Burnout as Alienation in the Counselling Field: The Descent from Homo-Faber to Homo-Economous
Abstract
The concepts burnout and alienation are routinely connected in a linear unproblematic trajectory
(Tomei et al., 2011) perpetuating more of an ideological conflation than providing any insight into
either concept. This is not due to the selection of shoddy analytic categories but to structural determinants
of thinking, more systemically interesting than the entities themselves. The author attempts
to problematize, politicise and polemicize the insipid commonsense understandings of
these classifications endemic in the counselling/addictions field. An informal discourse analysis
was conducted on an aggregate example based on observation over several years in teaching professional
practice.
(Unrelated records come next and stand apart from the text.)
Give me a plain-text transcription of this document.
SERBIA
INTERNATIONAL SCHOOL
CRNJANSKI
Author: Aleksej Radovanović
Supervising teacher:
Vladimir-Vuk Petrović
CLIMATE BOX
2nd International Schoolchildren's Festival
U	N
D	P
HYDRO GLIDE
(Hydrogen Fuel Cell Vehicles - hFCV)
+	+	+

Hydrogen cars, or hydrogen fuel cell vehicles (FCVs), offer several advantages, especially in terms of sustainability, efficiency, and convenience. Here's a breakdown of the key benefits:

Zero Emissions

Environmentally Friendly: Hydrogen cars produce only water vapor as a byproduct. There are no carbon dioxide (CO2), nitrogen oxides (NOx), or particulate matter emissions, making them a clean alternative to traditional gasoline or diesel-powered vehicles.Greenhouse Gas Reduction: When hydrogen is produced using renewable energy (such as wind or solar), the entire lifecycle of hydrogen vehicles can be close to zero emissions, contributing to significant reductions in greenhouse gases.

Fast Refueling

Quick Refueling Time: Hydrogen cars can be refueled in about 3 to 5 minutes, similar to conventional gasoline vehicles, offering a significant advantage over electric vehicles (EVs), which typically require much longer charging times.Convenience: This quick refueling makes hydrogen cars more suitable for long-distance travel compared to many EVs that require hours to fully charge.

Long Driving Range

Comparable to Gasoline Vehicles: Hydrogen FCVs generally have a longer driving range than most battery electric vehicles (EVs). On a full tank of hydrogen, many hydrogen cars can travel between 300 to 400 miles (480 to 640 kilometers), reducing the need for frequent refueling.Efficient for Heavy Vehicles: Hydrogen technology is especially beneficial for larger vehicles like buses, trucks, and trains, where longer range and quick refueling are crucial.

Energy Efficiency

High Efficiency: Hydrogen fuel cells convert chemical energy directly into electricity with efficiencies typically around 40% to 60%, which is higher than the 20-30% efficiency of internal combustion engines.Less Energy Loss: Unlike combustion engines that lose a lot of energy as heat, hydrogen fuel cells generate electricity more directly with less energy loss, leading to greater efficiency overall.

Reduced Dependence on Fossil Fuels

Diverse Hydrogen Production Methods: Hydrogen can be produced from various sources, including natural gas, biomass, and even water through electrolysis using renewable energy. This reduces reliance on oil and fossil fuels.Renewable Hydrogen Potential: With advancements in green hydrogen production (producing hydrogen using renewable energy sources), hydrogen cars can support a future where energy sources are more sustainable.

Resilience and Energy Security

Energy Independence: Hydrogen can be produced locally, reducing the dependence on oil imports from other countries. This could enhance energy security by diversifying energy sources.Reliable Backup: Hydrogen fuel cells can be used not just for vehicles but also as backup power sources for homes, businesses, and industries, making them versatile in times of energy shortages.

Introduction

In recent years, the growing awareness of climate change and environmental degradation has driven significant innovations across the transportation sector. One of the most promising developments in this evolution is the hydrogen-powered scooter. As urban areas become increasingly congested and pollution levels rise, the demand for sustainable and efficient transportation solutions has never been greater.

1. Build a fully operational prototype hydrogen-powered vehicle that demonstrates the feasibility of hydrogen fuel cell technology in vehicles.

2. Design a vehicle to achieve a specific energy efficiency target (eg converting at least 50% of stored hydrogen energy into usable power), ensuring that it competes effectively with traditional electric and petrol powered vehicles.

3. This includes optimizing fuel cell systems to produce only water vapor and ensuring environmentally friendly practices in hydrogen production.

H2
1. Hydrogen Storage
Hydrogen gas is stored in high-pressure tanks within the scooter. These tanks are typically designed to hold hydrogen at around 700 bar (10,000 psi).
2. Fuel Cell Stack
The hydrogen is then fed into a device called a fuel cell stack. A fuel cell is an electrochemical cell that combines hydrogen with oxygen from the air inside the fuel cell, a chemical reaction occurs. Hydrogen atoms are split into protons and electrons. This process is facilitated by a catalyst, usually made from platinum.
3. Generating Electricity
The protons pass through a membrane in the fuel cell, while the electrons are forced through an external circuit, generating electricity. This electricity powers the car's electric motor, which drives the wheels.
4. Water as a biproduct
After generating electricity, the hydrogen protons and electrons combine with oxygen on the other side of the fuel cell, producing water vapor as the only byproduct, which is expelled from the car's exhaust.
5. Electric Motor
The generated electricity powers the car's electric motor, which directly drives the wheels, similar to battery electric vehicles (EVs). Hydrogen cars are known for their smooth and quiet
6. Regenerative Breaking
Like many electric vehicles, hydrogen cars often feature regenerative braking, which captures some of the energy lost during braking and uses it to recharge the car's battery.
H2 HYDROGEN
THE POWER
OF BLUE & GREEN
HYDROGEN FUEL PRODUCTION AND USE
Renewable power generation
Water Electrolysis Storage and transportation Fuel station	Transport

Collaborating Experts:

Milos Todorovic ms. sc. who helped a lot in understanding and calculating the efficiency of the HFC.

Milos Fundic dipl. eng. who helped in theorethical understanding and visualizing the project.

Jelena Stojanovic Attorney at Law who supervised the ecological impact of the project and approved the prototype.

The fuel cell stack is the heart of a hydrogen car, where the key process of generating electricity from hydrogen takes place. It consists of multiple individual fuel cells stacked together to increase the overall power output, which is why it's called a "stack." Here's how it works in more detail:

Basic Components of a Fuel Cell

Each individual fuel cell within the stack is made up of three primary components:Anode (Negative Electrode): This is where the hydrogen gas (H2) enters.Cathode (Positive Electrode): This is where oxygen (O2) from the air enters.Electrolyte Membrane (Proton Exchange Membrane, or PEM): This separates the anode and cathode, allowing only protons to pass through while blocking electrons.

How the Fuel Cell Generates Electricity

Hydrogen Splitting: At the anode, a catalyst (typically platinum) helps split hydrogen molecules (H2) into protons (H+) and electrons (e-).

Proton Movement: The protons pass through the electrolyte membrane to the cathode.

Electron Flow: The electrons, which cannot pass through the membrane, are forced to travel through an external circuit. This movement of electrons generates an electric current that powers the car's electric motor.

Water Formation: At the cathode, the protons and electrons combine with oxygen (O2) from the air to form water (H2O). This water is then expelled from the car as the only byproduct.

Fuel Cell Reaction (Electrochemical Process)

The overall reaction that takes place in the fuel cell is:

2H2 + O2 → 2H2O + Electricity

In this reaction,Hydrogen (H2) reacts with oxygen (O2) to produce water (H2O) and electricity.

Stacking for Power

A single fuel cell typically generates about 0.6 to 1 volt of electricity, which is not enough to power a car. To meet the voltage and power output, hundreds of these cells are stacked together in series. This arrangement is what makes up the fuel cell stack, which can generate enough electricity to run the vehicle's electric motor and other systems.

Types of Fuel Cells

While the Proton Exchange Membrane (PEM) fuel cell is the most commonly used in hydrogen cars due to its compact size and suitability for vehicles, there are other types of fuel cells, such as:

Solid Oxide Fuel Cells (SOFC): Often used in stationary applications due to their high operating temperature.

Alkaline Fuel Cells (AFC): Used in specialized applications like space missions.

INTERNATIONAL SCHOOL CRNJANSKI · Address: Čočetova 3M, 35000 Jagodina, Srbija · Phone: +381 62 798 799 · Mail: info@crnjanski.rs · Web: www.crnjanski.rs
He concludes that the reported trajectory from alienation to burnout is more a
narrative around changing ideology diffusion than a robust appraisal of social science. Furthermore,
the concept of burnout serves to perpetuate, worsen and naturalise the problems it claims
to remedy by a facilitation of spiritualising acts of passivity. An appreciation of alienation on the
other hand enables awareness of the unnaturalness of current neo-liberal social structures. The
author concludes that the quazi-religious mantra of burnout invites the reader into a regime of
self-care/self-blame contradictions and proves its effectiveness not by applicability but repetition.
By continued use of the concept we reify the myth of burnout and grant it credence. The author
also describes how clinicians enact their own informal and invisible means of resistance to power
in the workplace where solidarity is enacted through humour and humanity.